The Church is missionary by nature. Every baptised Catholic is called to the mission of making Christ known wherever he or she lives, works or studies. The Call is not for a select few; everyone has a vocation.
The language of Call and vocation also must be taught and used in everyday conversation and reflection. Like any language such as French or Portuguese, as the saying goes, ‘if one does not use it, one will lose it’. We must teach and use the language of Call by encouraging careful and prayerful attention to the Call stories of the Bible.
We must teach and use the language of Call by encouraging believers to share their own experience of being moved to reach out to, to serve or, to make sacrifice for someone. This is a Call story too. The language of Call must cease to be “a foreign language” to some Catholics.
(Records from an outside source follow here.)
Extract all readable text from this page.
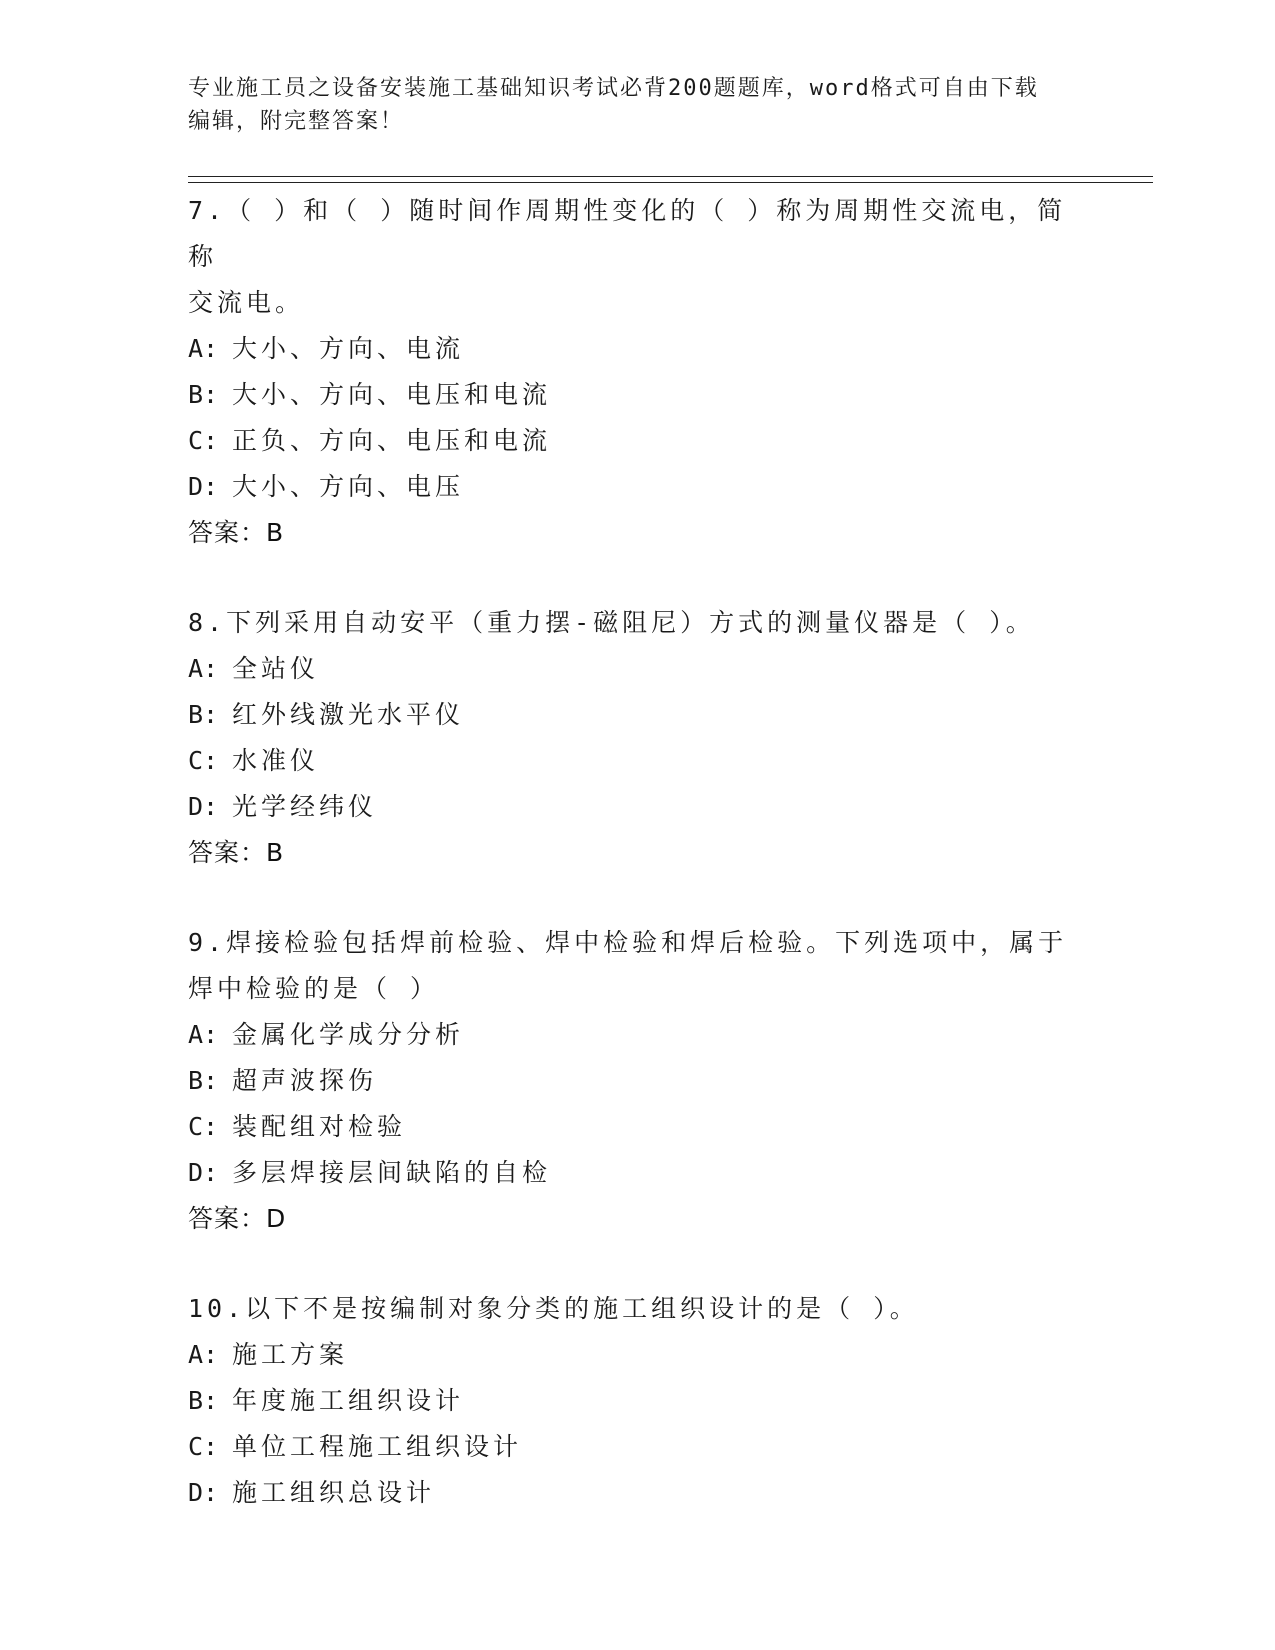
专业施工员之设备安装施工基础知识考试必背200题题库，word格式可自由下载
编辑，附完整答案！
7.（ ）和（ ）随时间作周期性变化的（ ）称为周期性交流电，简称
交流电。
A: 大小、方向、电流
B: 大小、方向、电压和电流
C: 正负、方向、电压和电流
D: 大小、方向、电压
答案：B
8.下列采用自动安平（重力摆-磁阻尼）方式的测量仪器是（ ）。
A: 全站仪
B: 红外线激光水平仪
C: 水准仪
D: 光学经纬仪
答案：B
9.焊接检验包括焊前检验、焊中检验和焊后检验。下列选项中，属于
焊中检验的是（ ）
A: 金属化学成分分析
B: 超声波探伤
C: 装配组对检验
D: 多层焊接层间缺陷的自检
答案：D
10.以下不是按编制对象分类的施工组织设计的是（ ）。
A: 施工方案
B: 年度施工组织设计
C: 单位工程施工组织设计
D: 施工组织总设计
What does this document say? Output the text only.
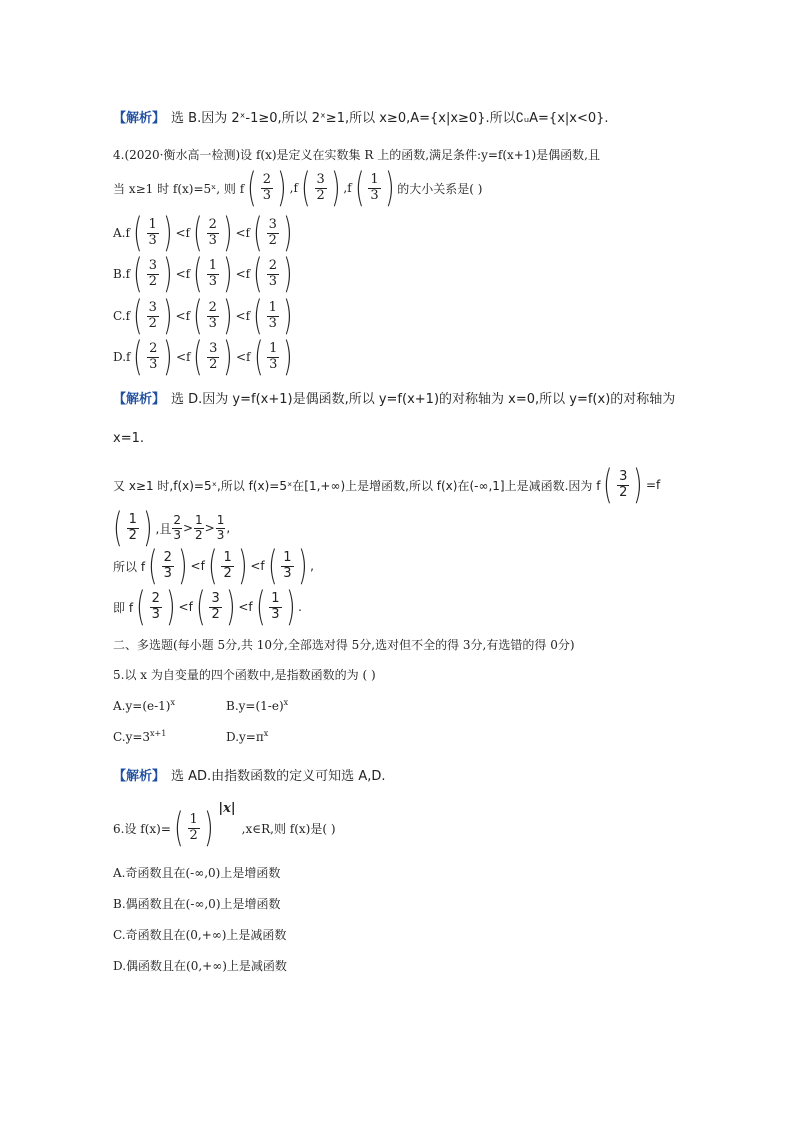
【解析】 选 B.因为 2ˣ-1≥0,所以 2ˣ≥1,所以 x≥0,A={x|x≥0}.所以∁ᵤA={x|x<0}.
4.(2020·衡水高一检测)设 f(x)是定义在实数集 R 上的函数,满足条件:y=f(x+1)是偶函数,且
当 x≥1 时 f(x)=5ˣ, 则 f ( $\frac{2}{3}$ ) , f ( $\frac{3}{2}$ ) , f ( $\frac{1}{3}$ ) 的大小关系是( )
A. f ( $\frac{1}{3}$ ) < f ( $\frac{2}{3}$ ) < f ( $\frac{3}{2}$ )
B. f ( $\frac{3}{2}$ ) < f ( $\frac{1}{3}$ ) < f ( $\frac{2}{3}$ )
C. f ( $\frac{3}{2}$ ) < f ( $\frac{2}{3}$ ) < f ( $\frac{1}{3}$ )
D. f ( $\frac{2}{3}$ ) < f ( $\frac{3}{2}$ ) < f ( $\frac{1}{3}$ )
【解析】 选 D.因为 y=f(x+1)是偶函数,所以 y=f(x+1)的对称轴为 x=0,所以 y=f(x)的对称轴为
x=1.
又 x≥1 时,f(x)=5ˣ,所以 f(x)=5ˣ在[1,+∞)上是增函数,所以 f(x)在(-∞,1]上是减函数.因为 f ( $\frac{3}{2}$ ) =f
( $\frac{1}{2}$ ) ,且 $\frac{2}{3} > \frac{1}{2} > \frac{1}{3}$ ,
所以 f ( $\frac{2}{3}$ ) < f ( $\frac{1}{2}$ ) < f ( $\frac{1}{3}$ ) ,
即 f ( $\frac{2}{3}$ ) < f ( $\frac{3}{2}$ ) < f ( $\frac{1}{3}$ ) .
二、多选题(每小题 5分,共 10分,全部选对得 5分,选对但不全的得 3分,有选错的得 0分)
5.以 x 为自变量的四个函数中,是指数函数的为 ( )
$A.y=(e-1)^x$	$B.y=(1-e)^x$
$C.y=3^{x+1}$	$D.y=\pi^x$
【解析】 选 AD.由指数函数的定义可知选 A,D.
6.设 f(x)= ( $\frac{1}{2}$ ) |x|
,x∈R,则 f(x)是( )
A.奇函数且在(-∞,0)上是增函数
B.偶函数且在(-∞,0)上是增函数
C.奇函数且在(0,+∞)上是减函数
D.偶函数且在(0,+∞)上是减函数
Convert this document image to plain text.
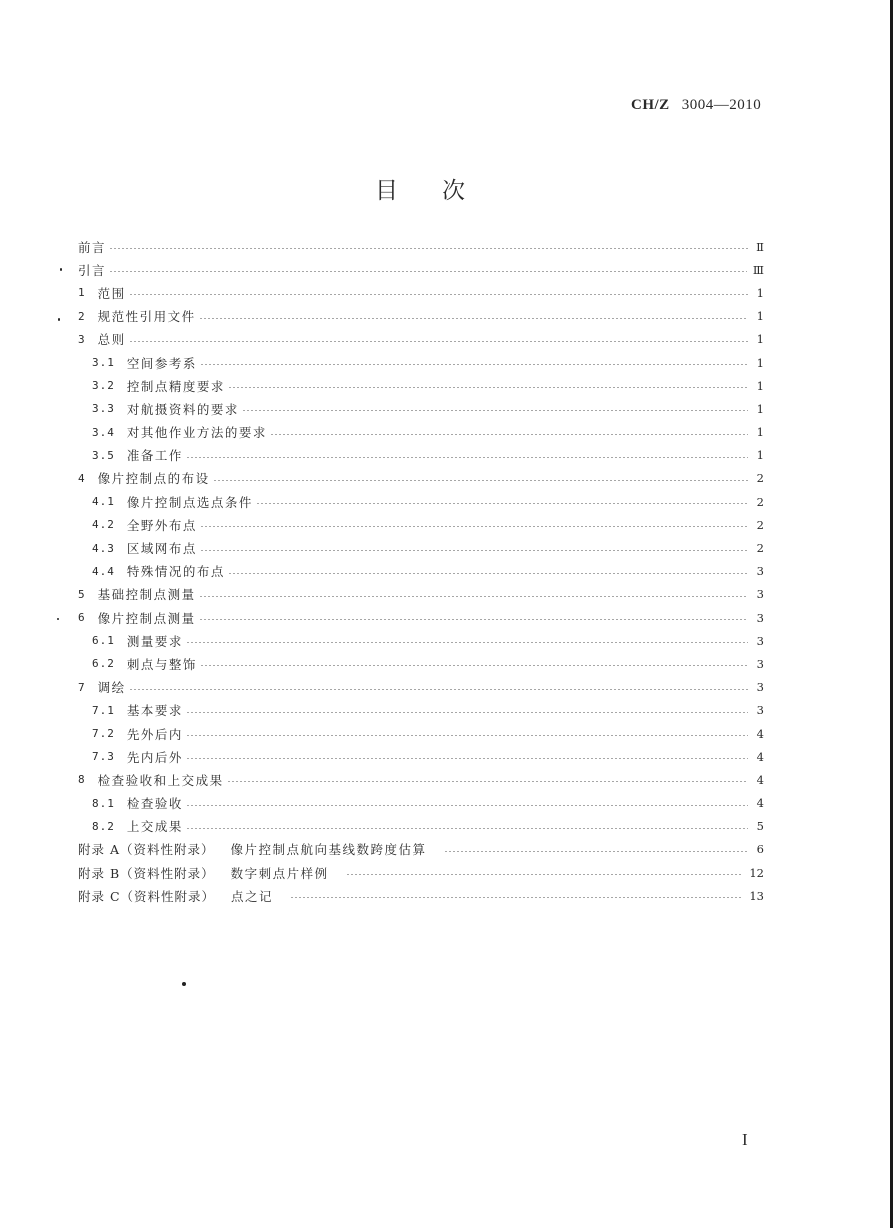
CH/Z 3004—2010
目次
前言	Ⅱ
引言	Ⅲ
1 范围	1
2 规范性引用文件	1
3 总则	1
3.1 空间参考系	1
3.2 控制点精度要求	1
3.3 对航摄资料的要求	1
3.4 对其他作业方法的要求	1
3.5 准备工作	1
4 像片控制点的布设	2
4.1 像片控制点选点条件	2
4.2 全野外布点	2
4.3 区域网布点	2
4.4 特殊情况的布点	3
5 基础控制点测量	3
6 像片控制点测量	3
6.1 测量要求	3
6.2 刺点与整饰	3
7 调绘	3
7.1 基本要求	3
7.2 先外后内	4
7.3 先内后外	4
8 检查验收和上交成果	4
8.1 检查验收	4
8.2 上交成果	5
附录 A（资料性附录） 像片控制点航向基线数跨度估算	6
附录 B（资料性附录） 数字刺点片样例	12
附录 C（资料性附录） 点之记	13
I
Put another way, when everyone is using it, only then we can begin speaking about the Call to the priesthood, religious life and lay consecrated life with ease and confidence. Only then we would not be tripping over a word that seems theologically forced and socially awkward.
The language of Call and vocation must be part of the everyday conversation of Catholics. What is God calling me to? What is God calling me to do in this situation?
Such everyday questions are foundational for asking more precise questions, ‘Is God calling me to the priesthood? Is God calling my son to the priesthood?
Vocations Awareness Week, which is now an annual event in the Archdiocese of Port of Spain, would be complemented if throughout the rest of the year in daily prayer and reflection, individuals and families would ask what God is asking of us.
When this groundswell takes place the culture of vocations will flourish and our seminaries, convents and covenant communities will have many a heart and soul knocking at their doors for admission.